Thursday, July 14, 2011

THE FULL IS NO FRIEND TO THE HUNGRY

(The title quotes a very common Russian proverb, not so popular in the West.)

Yet another variation on Mind your own business, Stupid! One doesn't have to be a Marxist (whatever this word means these days) to agree with Karl Marx that Dasein, that is, the economic and social circumstances of one’s life, determines one’s general outlook, that is, the consciousness of each respective reality. If we are so obsessed with changing other nations’ consciousnesses to conform to the American way, why don’t we start by changing their Daseins as well, by, say, declaring them the new states of our Union, or at least, by providing them with the necessary funds to ascend to America’s level of economic prosperity, hoping that by facilitating the development of a consumerist consciousness in them, it will be easier for them to understand what exactly America is talking about? If the current fourteen-trillion-dollar-and-counting national debt that has been accrued largely from engaging in unnecessary and counterproductive wars, has not bankrupted this nation yet, there is an excellent chance that printing another ten trillion dollars worth of money to spend on far more constructive non-intrusive enterprises, shouldn’t do it either, at least not until America has been able to reap some more palatable fruit of her global experiment in social engineering…
Without going any further with this harangue, it must be quite obvious by now what my title The Full Is No Friend To The Hungry implies.

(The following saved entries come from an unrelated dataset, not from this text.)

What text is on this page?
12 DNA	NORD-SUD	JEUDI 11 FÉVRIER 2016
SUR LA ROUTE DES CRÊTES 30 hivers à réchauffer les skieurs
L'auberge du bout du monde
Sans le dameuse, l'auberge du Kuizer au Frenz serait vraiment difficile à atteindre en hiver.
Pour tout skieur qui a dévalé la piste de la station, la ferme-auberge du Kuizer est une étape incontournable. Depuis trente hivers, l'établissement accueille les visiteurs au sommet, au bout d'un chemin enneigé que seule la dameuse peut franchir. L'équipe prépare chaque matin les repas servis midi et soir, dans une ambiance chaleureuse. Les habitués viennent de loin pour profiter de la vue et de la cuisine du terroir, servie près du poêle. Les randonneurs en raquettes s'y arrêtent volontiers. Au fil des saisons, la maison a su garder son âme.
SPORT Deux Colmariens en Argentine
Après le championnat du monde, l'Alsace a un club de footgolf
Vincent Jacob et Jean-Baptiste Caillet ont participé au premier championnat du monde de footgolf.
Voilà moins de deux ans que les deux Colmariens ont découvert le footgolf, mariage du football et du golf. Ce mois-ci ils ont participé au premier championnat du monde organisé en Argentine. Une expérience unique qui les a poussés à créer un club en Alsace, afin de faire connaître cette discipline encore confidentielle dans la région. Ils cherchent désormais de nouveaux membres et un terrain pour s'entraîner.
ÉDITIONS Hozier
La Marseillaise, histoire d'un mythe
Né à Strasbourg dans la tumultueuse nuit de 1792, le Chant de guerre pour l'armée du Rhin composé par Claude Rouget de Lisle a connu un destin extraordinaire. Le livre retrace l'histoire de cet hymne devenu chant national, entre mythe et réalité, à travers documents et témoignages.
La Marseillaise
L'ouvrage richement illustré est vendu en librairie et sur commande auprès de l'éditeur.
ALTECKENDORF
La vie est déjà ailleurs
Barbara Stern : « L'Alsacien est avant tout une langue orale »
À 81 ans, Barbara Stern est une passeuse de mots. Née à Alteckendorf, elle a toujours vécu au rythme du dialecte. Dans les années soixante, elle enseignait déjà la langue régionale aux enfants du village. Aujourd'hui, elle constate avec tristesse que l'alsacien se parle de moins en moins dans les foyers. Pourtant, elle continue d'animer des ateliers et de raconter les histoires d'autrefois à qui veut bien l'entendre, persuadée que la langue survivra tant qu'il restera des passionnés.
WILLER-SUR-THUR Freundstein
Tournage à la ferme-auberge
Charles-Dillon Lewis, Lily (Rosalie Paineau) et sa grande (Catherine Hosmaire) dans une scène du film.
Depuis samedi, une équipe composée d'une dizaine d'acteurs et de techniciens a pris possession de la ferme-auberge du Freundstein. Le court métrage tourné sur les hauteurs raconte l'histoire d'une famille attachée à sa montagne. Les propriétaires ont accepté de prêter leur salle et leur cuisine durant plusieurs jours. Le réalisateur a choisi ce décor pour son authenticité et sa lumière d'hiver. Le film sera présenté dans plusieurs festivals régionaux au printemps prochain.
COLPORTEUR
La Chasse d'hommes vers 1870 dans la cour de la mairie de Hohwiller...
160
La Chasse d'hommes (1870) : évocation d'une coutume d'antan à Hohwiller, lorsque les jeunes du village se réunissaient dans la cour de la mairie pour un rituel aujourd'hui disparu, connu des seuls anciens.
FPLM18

There is just one way for the full to placate the hungry, at least temporarily, which is to fill his empty stomach without asking for anything in return.

As one of my reasons for being skeptical about America’s intention, even if most sincere, to take the leading role in “achieving the survival and success of liberty” (as President Kennedy called it in his 1961 Inaugural Address), I made the following comment in my correspondence with a certain notable American politician-scholar:

“I believe that America’s policy of promoting liberty around the world is both inconsistent and incredibly counterproductive. Promotion of noble ideas has to be a thoroughly altruistic effort, if one is to succeed in the delivery of one’s message, but here we have a clash with the practical nature of America’s legitimate self-interest, which is already creating a contradiction. Even worse, she is hardly promoting either, as she is trying to promote both, with complete disregard for the natural nationalist backlash, and with very poor understanding of the forces at work in the new world order.
“The world is still divided into rich and poor nations. America’s idea of “liberty” is most appealing to the wealthy nations, who have a greater capacity to enjoy civil rights than the less privileged, who have other things on their mind. Unless the rich propose to make the poor equal to themselves, by redistributing their wealth, which is hardly ever the case even in the best of times, the inherent conflict of master versus slave in this situation, especially the conflict of perceptions, can’t be reconciled. I think that this point has been missed altogether.”

Plutarch tells an educational story about the Spartans. In fact, he finds it so instructive that he tells it slightly differently in two different places, but the essence remains the same. It revolves around the favorite Spartan meal, which may not quite suit a wealthy foreigner’s taste.

“A thing that met with especial approval among them was their so-called black broth zomos… They say that a certain king… having heard much of this black broth of theirs, sent for a Lacedaemonian cook on purpose to make him some, but had no sooner tasted it, than found it revolting, which the cook observing, told him--- ‘O King, to relish this broth, you should have bathed yourself first in the river Eurotas!’”

The point of this story, in application to our context, is that the didactic food that America has to offer today might be properly relished, perhaps, anywhere “from California to the New York Island; from the redwood forest to the gulf stream waters” (in the immortal acerbic words of Woody Guthrie), but elsewhere around the world people bathe in the waters of different rivers, and may not quite relish the same food as America does.
To further summarize this entry, those who have much are incapable of understanding those who have little, and the only kind of advice the rich can give to the poor is… cash, but, mind you, with no strings attached.